Our study revealed that intake of probiotic yogurt and probiotic capsule did not influence inflammatory factors among petrochemical workers for 6 weeks. Previous studies, the beneficial effects of probiotics on inflammatory factors have reported among immune-compromised patients[28] and patients with rheumatoid arthritis.[29] In line with our study, administration of two Lactobacillus strains, one Bifidobacterium strain, one Propionibacterium strain plus galacto-oligosaccharides did not affect serum CRP levels among men with a low serum enterolactone concentration after 6 weeks.[30] In addition, taking 1500 mg probiotic capsules containing L. acidophilus, L. bulgaricus, Lactobacillus bifidum and Lactobacillus casei twice daily was shown no significant changes in inflammatory factors among diabetic patients after 6 weeks.[31] However, the consumption of probiotic yoghurt containing L. acidophilus and Bifidobacterium animalis among pregnant women after 9 weeks[32] and administration of Bifidobacterium supplements among patients undergoing resection for colorectal cancer[33] has resulted in decreased inflammatory markers.
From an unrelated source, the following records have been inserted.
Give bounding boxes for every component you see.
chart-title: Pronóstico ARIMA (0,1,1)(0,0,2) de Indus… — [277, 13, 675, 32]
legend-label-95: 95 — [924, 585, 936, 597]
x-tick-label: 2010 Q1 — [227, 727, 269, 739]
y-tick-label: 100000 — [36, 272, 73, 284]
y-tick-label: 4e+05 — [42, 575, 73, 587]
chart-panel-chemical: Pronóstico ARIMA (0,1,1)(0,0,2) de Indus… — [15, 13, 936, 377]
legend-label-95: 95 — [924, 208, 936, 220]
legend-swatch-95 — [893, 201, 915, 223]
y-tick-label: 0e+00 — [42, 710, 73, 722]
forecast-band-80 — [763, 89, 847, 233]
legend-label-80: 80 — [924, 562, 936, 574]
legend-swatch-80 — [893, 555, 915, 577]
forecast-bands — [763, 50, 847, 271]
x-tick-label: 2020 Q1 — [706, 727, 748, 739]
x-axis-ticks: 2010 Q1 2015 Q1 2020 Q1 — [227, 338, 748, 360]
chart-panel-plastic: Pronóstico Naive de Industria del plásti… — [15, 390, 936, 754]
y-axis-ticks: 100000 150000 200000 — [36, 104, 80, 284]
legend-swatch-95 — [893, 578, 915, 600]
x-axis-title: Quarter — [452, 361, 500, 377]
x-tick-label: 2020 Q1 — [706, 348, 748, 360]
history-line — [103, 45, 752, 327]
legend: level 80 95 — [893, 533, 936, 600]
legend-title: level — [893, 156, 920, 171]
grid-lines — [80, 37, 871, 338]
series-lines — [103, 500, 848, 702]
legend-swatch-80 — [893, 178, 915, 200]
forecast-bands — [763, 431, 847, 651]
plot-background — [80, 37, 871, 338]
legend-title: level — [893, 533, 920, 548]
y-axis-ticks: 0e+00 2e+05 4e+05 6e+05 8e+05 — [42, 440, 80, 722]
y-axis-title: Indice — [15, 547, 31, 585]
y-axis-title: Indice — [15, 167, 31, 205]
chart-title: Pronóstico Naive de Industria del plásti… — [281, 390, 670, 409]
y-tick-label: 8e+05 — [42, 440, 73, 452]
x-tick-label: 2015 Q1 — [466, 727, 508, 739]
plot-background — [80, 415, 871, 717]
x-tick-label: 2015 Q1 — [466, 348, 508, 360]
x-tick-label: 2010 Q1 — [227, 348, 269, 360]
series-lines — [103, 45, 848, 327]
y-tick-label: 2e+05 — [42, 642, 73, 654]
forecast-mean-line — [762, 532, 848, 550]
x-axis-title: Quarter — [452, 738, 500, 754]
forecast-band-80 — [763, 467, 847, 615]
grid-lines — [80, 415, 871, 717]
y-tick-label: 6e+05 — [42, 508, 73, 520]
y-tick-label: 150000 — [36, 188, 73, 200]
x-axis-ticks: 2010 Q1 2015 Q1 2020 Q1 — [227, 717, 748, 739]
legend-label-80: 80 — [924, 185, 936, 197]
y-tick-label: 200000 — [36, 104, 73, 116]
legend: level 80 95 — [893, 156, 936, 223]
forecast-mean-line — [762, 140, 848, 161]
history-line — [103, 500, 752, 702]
The absent effect of probiotic consumption on inflammatory factors levels in the present study may be result from different study designs, the dosage of used probiotic, the patients under investigation, sample size as well as duration of supplementation.

Some limitations must be taken into account in the interpretation of our findings. Small sample size and short period of supplementation were two main limitations of our study. Long-term interventions might result in greater changes in circulating levels of makers of oxidative stress and inflammation. Furthermore, using other oxidative stress biomarkers including malondialdehyde, GSH reductase, GSH peroxidase and superoxide dismutase could be helpful in the interpretation of results. However, we believed that the assessment of fecal short-chain fatty acids (SCFA) is an appropriate method for compliance, due to budget limitation; we did not assess effects of probiotic on fecal SCFA.

CONCLUSIONS

Taken together, consumption of probiotic yogurt or multispecies probiotic capsule had beneficial effects on biomarkers of oxidative stress in petrochemical workers but did not affect 8-dihydroguanine and inflammatory factors.